A group of preservation experts were waxing historic on a celebrated subject Thursday, coating the inside of the Liberty Bell to protect it from environmental pollutants and the fingerprints of tourists who can't resist touching the Colonial-era icon.
A technician applied a new layer of microcrystalline wax to the interior of the 2,080-pound bell, a procedure that is performed once or twice a year.
The outside of the bell has been given a variety of coatings over the decades that seem to protect it well. It's a different situation inside the bell, however, where stagnant air traps airborne contaminants that can erode the pitted cast bronze alloy surface.
Conservators first noticed a white powdery buildup developing inside the bell about 30 years ago and consulted with experts at the Philadelphia Museum of Art, said Park Service staff curator Bob Giannini.
A chemical analysis identified the salt-like substance as ammonium sulfate _ possibly coming from fertilizer being applied to flowers just outside the building or from ammonia-based cleaners that were used on the windows.
Since then, technicians have applied the protective wax to the bottom eight inches of the bell's interior.
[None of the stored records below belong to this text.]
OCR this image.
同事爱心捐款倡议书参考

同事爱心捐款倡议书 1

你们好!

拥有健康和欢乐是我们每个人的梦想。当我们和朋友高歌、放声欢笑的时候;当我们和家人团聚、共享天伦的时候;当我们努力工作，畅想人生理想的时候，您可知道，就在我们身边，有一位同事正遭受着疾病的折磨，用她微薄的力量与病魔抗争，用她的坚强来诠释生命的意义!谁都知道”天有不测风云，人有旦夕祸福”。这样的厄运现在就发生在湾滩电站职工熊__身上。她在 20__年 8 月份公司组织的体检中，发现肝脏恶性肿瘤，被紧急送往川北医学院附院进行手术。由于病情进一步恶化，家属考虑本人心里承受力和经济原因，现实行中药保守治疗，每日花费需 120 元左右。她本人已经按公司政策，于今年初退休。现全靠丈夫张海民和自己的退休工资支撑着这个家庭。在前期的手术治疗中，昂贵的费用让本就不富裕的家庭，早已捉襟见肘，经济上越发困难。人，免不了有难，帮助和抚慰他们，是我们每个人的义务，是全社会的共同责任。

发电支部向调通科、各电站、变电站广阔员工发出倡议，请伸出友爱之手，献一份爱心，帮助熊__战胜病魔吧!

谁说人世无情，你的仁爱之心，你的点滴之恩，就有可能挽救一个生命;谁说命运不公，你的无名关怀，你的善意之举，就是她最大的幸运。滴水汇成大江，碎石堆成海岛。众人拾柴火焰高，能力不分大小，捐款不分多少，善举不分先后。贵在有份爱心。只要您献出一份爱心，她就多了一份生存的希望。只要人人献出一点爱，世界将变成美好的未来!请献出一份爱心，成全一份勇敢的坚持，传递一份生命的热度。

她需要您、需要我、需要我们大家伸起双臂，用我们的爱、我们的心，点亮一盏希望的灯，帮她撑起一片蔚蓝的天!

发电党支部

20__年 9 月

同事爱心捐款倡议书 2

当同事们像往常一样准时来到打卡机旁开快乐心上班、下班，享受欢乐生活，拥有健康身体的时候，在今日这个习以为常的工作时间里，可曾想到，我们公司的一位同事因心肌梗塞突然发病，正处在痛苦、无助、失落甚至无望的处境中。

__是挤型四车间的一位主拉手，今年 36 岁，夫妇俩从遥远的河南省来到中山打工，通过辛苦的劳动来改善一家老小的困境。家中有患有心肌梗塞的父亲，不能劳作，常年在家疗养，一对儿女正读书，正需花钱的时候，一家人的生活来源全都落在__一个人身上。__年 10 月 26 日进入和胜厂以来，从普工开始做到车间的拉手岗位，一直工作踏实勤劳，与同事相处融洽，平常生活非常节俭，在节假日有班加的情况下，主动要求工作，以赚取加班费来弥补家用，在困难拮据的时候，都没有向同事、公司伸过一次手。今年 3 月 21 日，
Each time, the old coating is heated and removed before the new wax layer is applied and buffed, Giannini said.
Before opening hours Thursday morning, technician Jonathan Miller took to the task for about 40 minutes, leaving the bell freshly protected from pollutants and a wayward.
"There was a time when people could touch the bell," Giannini said. "It's not something (visitors) have been allowed to do for a long time, but it happens."
The bell was created to commemorate the 50-year anniversary of William Penn's 1701 Charter of Privileges, Pennsylvania's original constitution. Years later, abolitionists around the nation adopted it as a symbol for the movement to end slavery.
Historians disagree on when it first cracked. It was last rung to celebrate George Washington's birthday in 1846.